Eat Clean. If you want to see improvement in your skin, you’ve got to look at what you’re putting in your body. This is another topic that I really want to lay out clearly. I have clients that say they eat well, but to them that means drinking diet soda and having a takeout salad with ranch for lunch. Just for the record, that is bad. VERY bad.
My diet doesn’t fit into any one category. If I had to choose one, it would be considered Paleo. I do eat meat (not often), I eat a ton of veggies and fruit, and minimal processed foods. I eat some dairy, again minimal.
Diet is another place you really want to strive for quality. Here are some guidelines:
meat– organic, grass fed, free range.
dairy– toxins accumulate in animal fat and milk, so you really want to get organic here. Unpasteurized or at least non-homogenized is even better. Some will disagree, but I believe in food the way nature intended it. I also will always choose whole milk dairy products over reduced fat for the same reason.
fats- our bodies need healthy fats, and it’s really important for our skin as well. I try to eat fish at least once a week, usually salmon or sardines. The only oils I use are organic unrefined coconut oil, olive oil, and irish grass-fed butter. Vegetable oils are cheap and highly processed. You don’t need them.
vegetables– Eat as many vegetables as you can possibly stand. Preferably organic. Check out any “dirty dozen” list to see which are ok to buy conventional.
grains– I don’t eat many grains anymore, but if I do it’s usually brown rice, millet, quinoa, and oats.
supplements– read more here.
Foods to Avoid
sugar– it’s pretty much the devil when it comes to your skin. Stay away. Don’t use sugar substitutes like splenda to replace sugar. Avoid aspartame like the plague. Healthier alternatives to sugar are honey, maple syrup, dates, coconut sugar, and rapadura sugar- these are at least made in nature and not a lab.
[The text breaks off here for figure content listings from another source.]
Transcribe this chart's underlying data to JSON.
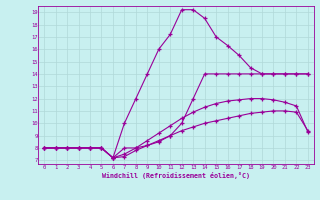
{
  "xlabel": "Windchill (Refroidissement éolien,°C)",
  "bg_color": "#c8f0f0",
  "line_color": "#990099",
  "grid_color": "#b0d8d8",
  "xlim": [
    -0.5,
    23.5
  ],
  "ylim": [
    6.7,
    19.5
  ],
  "xticks": [
    0,
    1,
    2,
    3,
    4,
    5,
    6,
    7,
    8,
    9,
    10,
    11,
    12,
    13,
    14,
    15,
    16,
    17,
    18,
    19,
    20,
    21,
    22,
    23
  ],
  "yticks": [
    7,
    8,
    9,
    10,
    11,
    12,
    13,
    14,
    15,
    16,
    17,
    18,
    19
  ],
  "series": [
    {
      "x": [
        0,
        1,
        2,
        3,
        4,
        5,
        6,
        7,
        8,
        9,
        10,
        11,
        12,
        13,
        14,
        15,
        16,
        17,
        18,
        19,
        20,
        21,
        22,
        23
      ],
      "y": [
        8.0,
        8.0,
        8.0,
        8.0,
        8.0,
        8.0,
        7.2,
        7.3,
        7.8,
        8.2,
        8.6,
        9.0,
        9.4,
        9.7,
        10.0,
        10.2,
        10.4,
        10.6,
        10.8,
        10.9,
        11.0,
        11.0,
        10.9,
        9.4
      ]
    },
    {
      "x": [
        0,
        1,
        2,
        3,
        4,
        5,
        6,
        7,
        8,
        9,
        10,
        11,
        12,
        13,
        14,
        15,
        16,
        17,
        18,
        19,
        20,
        21,
        22,
        23
      ],
      "y": [
        8.0,
        8.0,
        8.0,
        8.0,
        8.0,
        8.0,
        7.2,
        7.5,
        8.0,
        8.6,
        9.2,
        9.8,
        10.4,
        10.9,
        11.3,
        11.6,
        11.8,
        11.9,
        12.0,
        12.0,
        11.9,
        11.7,
        11.4,
        9.3
      ]
    },
    {
      "x": [
        0,
        1,
        2,
        3,
        4,
        5,
        6,
        7,
        8,
        9,
        10,
        11,
        12,
        13,
        14,
        15,
        16,
        17,
        18,
        19,
        20,
        21,
        22,
        23
      ],
      "y": [
        8.0,
        8.0,
        8.0,
        8.0,
        8.0,
        8.0,
        7.2,
        8.0,
        8.0,
        8.2,
        8.5,
        9.0,
        10.0,
        12.0,
        14.0,
        14.0,
        14.0,
        14.0,
        14.0,
        14.0,
        14.0,
        14.0,
        14.0,
        14.0
      ]
    },
    {
      "x": [
        0,
        1,
        2,
        3,
        4,
        5,
        6,
        7,
        8,
        9,
        10,
        11,
        12,
        13,
        14,
        15,
        16,
        17,
        18,
        19,
        20,
        21,
        22,
        23
      ],
      "y": [
        8.0,
        8.0,
        8.0,
        8.0,
        8.0,
        8.0,
        7.2,
        10.0,
        12.0,
        14.0,
        16.0,
        17.2,
        19.2,
        19.2,
        18.5,
        17.0,
        16.3,
        15.5,
        14.5,
        14.0,
        14.0,
        14.0,
        14.0,
        14.0
      ]
    }
  ]
}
refined wheat flour– again, the devil. Whole wheat is slightly better, but I’d suggest cutting out wheat altogether. There are plenty of alternatives these days with the popularity of gluten-free foods.
caffeine– caffeine spikes cortisol levels in our bodies, which can cause hormonal imbalance, which can cause acne. If you can handle it, fine, but remind yourself to drink extra water if you’re choosing coffee.
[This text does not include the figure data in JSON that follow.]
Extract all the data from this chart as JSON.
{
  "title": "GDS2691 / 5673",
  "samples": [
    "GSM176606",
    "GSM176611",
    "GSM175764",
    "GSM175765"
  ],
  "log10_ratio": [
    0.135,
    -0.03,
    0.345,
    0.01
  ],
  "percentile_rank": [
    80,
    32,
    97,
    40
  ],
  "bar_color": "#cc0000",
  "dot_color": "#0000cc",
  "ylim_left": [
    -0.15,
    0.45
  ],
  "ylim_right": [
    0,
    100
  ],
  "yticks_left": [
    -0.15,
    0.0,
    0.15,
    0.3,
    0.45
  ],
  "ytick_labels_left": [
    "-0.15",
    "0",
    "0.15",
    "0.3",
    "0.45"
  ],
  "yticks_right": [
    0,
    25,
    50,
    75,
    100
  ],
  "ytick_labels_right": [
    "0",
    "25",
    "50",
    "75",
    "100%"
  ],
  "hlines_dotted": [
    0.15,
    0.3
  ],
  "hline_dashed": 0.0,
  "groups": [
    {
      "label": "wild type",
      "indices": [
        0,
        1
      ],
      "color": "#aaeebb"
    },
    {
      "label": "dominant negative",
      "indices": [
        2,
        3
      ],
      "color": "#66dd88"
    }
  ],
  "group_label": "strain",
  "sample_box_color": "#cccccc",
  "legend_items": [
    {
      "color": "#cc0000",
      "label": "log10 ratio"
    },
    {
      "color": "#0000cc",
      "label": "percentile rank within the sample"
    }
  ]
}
Some more hints for healthy eating:
-Shop the outside edges of the supermarket. Everything in the middle is likely processed, packed with preservatives and sugar, and therefore unnecessary in your diet.
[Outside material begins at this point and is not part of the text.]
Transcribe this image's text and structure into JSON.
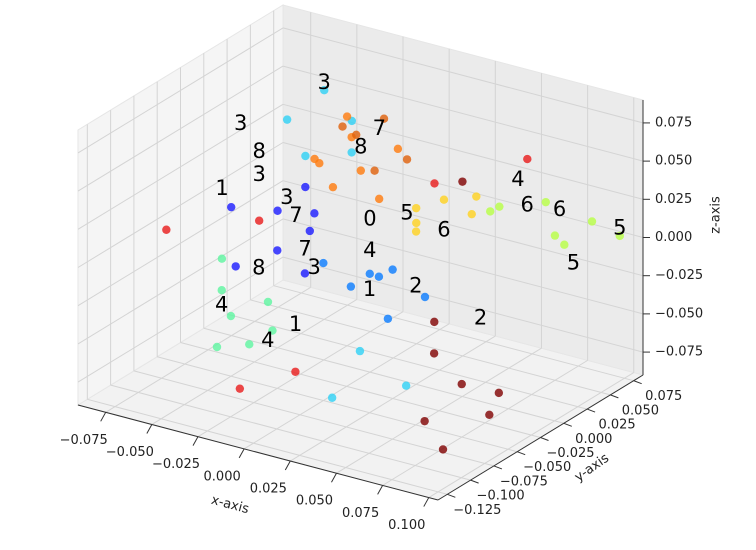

-Beware of “food products”. If it doesn’t resemble one real food item, it’s probably got non-food items in it. Look at the ingredients. If it contains coloring, flavoring, and things you can’t pronounce, it is not real food.
Reduce Stress. Stress can absolutely contribute to skin problems. It’s a sneaky one to tackle because unlike products and diet, there’s not always an exact adjustment we can make in order to see results. Sometimes life is just stressful and there’s not a lot we can do to change it, but there are still things we can do to help. Try some of these to calm your nerves.
-a hot bath with candles and relaxing music
-a massage or facial
Don’t forget to practice gratitude and maintain a healthy attitude. We attract what we believe, so make it a good belief.
And that’s it! That’s my three-tiered approach to healthy skin.